Vibrating Membrane System Helps Turn Cow Manure into Clean Water & Organic Fertilizer
EMERYVILLE, CA—March 22, 2016—New Logic Research announced today the successful commissioning of a VSEP® vibrating membrane system to make clean water from digested cow manure. The VSEP® system, located in the Italian Alps region of Wipptal, takes the effluent from an anaerobic digester and transforms it into clean water which can either be reused or safely discharged to the environment. The project was implemented with the expert assistance of O.B. Impianti, New Logic’s distribution partner in Northern Italy.

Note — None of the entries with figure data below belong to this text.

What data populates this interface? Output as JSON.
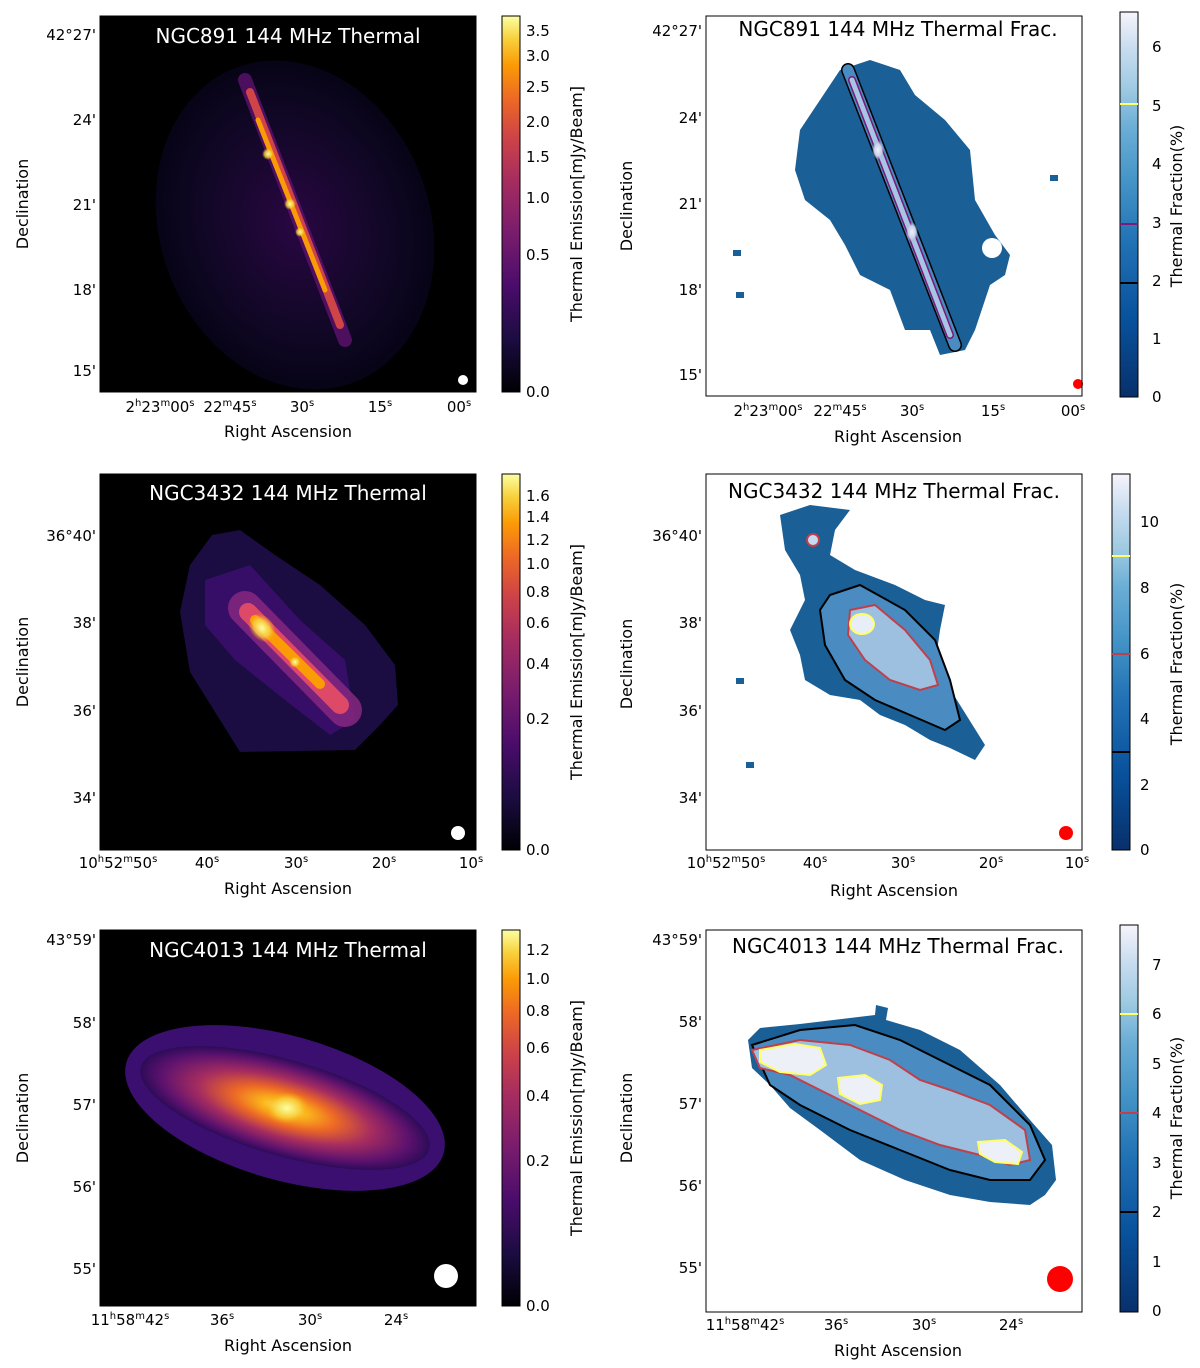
{
  "colors": {
    "beam_thermal": "#ffffff",
    "beam_fraction": "#ff0000",
    "contour_black": "#000000"
  },
  "chart_data": [
    {
      "type": "heatmap",
      "panel": "NGC891-thermal",
      "title": "NGC891 144 MHz Thermal",
      "xlabel": "Right Ascension",
      "ylabel": "Declination",
      "xticks": [
        [
          "2",
          "h",
          "23",
          "m",
          "00",
          "s"
        ],
        [
          "22",
          "m",
          "45",
          "s"
        ],
        [
          "30",
          "s"
        ],
        [
          "15",
          "s"
        ],
        [
          "00",
          "s"
        ]
      ],
      "yticks": [
        "42°27'",
        "24'",
        "21'",
        "18'",
        "15'"
      ],
      "colorbar": {
        "label": "Thermal Emission[mJy/Beam]",
        "colormap": "inferno",
        "scale": "asinh",
        "ticks": [
          "0.0",
          "0.5",
          "1.0",
          "1.5",
          "2.0",
          "2.5",
          "3.0",
          "3.5"
        ],
        "range": [
          0.0,
          3.7
        ]
      },
      "background": "#000000"
    },
    {
      "type": "heatmap",
      "panel": "NGC891-fraction",
      "title": "NGC891 144 MHz Thermal Frac.",
      "xlabel": "Right Ascension",
      "ylabel": "Declination",
      "xticks": [
        [
          "2",
          "h",
          "23",
          "m",
          "00",
          "s"
        ],
        [
          "22",
          "m",
          "45",
          "s"
        ],
        [
          "30",
          "s"
        ],
        [
          "15",
          "s"
        ],
        [
          "00",
          "s"
        ]
      ],
      "yticks": [
        "42°27'",
        "24'",
        "21'",
        "18'",
        "15'"
      ],
      "colorbar": {
        "label": "Thermal Fraction(%)",
        "colormap": "blues_r",
        "ticks": [
          "0",
          "1",
          "2",
          "3",
          "4",
          "5",
          "6"
        ],
        "range": [
          0,
          6.6
        ]
      },
      "contours": [
        {
          "level": 2,
          "color": "#000000"
        },
        {
          "level": 3,
          "color": "#7b1a78"
        },
        {
          "level": 5,
          "color": "#ffff66"
        }
      ],
      "background": "#ffffff"
    },
    {
      "type": "heatmap",
      "panel": "NGC3432-thermal",
      "title": "NGC3432 144 MHz Thermal",
      "xlabel": "Right Ascension",
      "ylabel": "Declination",
      "xticks": [
        [
          "10",
          "h",
          "52",
          "m",
          "50",
          "s"
        ],
        [
          "40",
          "s"
        ],
        [
          "30",
          "s"
        ],
        [
          "20",
          "s"
        ],
        [
          "10",
          "s"
        ]
      ],
      "yticks": [
        "36°40'",
        "38'",
        "36'",
        "34'"
      ],
      "colorbar": {
        "label": "Thermal Emission[mJy/Beam]",
        "colormap": "inferno",
        "scale": "asinh",
        "ticks": [
          "0.0",
          "0.2",
          "0.4",
          "0.6",
          "0.8",
          "1.0",
          "1.2",
          "1.4",
          "1.6"
        ],
        "range": [
          0.0,
          1.65
        ]
      },
      "background": "#000000"
    },
    {
      "type": "heatmap",
      "panel": "NGC3432-fraction",
      "title": "NGC3432 144 MHz Thermal Frac.",
      "xlabel": "Right Ascension",
      "ylabel": "Declination",
      "xticks": [
        [
          "10",
          "h",
          "52",
          "m",
          "50",
          "s"
        ],
        [
          "40",
          "s"
        ],
        [
          "30",
          "s"
        ],
        [
          "20",
          "s"
        ],
        [
          "10",
          "s"
        ]
      ],
      "yticks": [
        "36°40'",
        "38'",
        "36'",
        "34'"
      ],
      "colorbar": {
        "label": "Thermal Fraction(%)",
        "colormap": "blues_r",
        "ticks": [
          "0",
          "2",
          "4",
          "6",
          "8",
          "10"
        ],
        "range": [
          0,
          11.5
        ]
      },
      "contours": [
        {
          "level": 3,
          "color": "#000000"
        },
        {
          "level": 6,
          "color": "#c0404a"
        },
        {
          "level": 9,
          "color": "#ffff66"
        }
      ],
      "background": "#ffffff"
    },
    {
      "type": "heatmap",
      "panel": "NGC4013-thermal",
      "title": "NGC4013 144 MHz Thermal",
      "xlabel": "Right Ascension",
      "ylabel": "Declination",
      "xticks": [
        [
          "11",
          "h",
          "58",
          "m",
          "42",
          "s"
        ],
        [
          "36",
          "s"
        ],
        [
          "30",
          "s"
        ],
        [
          "24",
          "s"
        ]
      ],
      "yticks": [
        "43°59'",
        "58'",
        "57'",
        "56'",
        "55'"
      ],
      "colorbar": {
        "label": "Thermal Emission[mJy/Beam]",
        "colormap": "inferno",
        "scale": "asinh",
        "ticks": [
          "0.0",
          "0.2",
          "0.4",
          "0.6",
          "0.8",
          "1.0",
          "1.2"
        ],
        "range": [
          0.0,
          1.27
        ]
      },
      "background": "#000000"
    },
    {
      "type": "heatmap",
      "panel": "NGC4013-fraction",
      "title": "NGC4013 144 MHz Thermal Frac.",
      "xlabel": "Right Ascension",
      "ylabel": "Declination",
      "xticks": [
        [
          "11",
          "h",
          "58",
          "m",
          "42",
          "s"
        ],
        [
          "36",
          "s"
        ],
        [
          "30",
          "s"
        ],
        [
          "24",
          "s"
        ]
      ],
      "yticks": [
        "43°59'",
        "58'",
        "57'",
        "56'",
        "55'"
      ],
      "colorbar": {
        "label": "Thermal Fraction(%)",
        "colormap": "blues_r",
        "ticks": [
          "0",
          "1",
          "2",
          "3",
          "4",
          "5",
          "6",
          "7"
        ],
        "range": [
          0,
          7.8
        ]
      },
      "contours": [
        {
          "level": 2,
          "color": "#000000"
        },
        {
          "level": 4,
          "color": "#c0404a"
        },
        {
          "level": 6,
          "color": "#ffff66"
        }
      ],
      "background": "#ffffff"
    }
  ]
}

Although cows have a simple diet, the digestive system of ruminant animals makes for complicated wastewater treatment scenarios. VSEP’s patented vibratory shear mechanism coupled with an innovative filter pack design means it can uniquely create crystal clear permeate from water heavily laden with biological material like cow manure.
“Digesters are great at making green power and reducing contaminant levels in the waste, but in most cases, further treatment of the liquid effluent is still necessary. Many have tried to treat digester effluent with standard spiral-wound reverse osmosis membrane systems only to find that it’s incredibly difficult, if not impossible” said New Logic CEO Greg Johnson. That’s why VSEP® is a perfect fit for digester effluent treatment: you get the reverse osmosis separation you desire, but deployed in a robust system designed to tackle the world’s toughest applications.”
The Wipptal project is a cooperative one, taking cow manure from more than three dozen local farmers. The liquid manure is transported to the treatment facility where more than 60% of it is transformed into clean water, while the remainder is turned into concentrated organic fertilizer. The only pretreatment between the digester and the VSEP is a 100 micron screening device to remove large particles from the feed material.
O.B. Impianti and New Logic are already building on the success of the Wipptall installation—they are currently working on two additional installations on the continent, where EU funding is frequently available for such projects.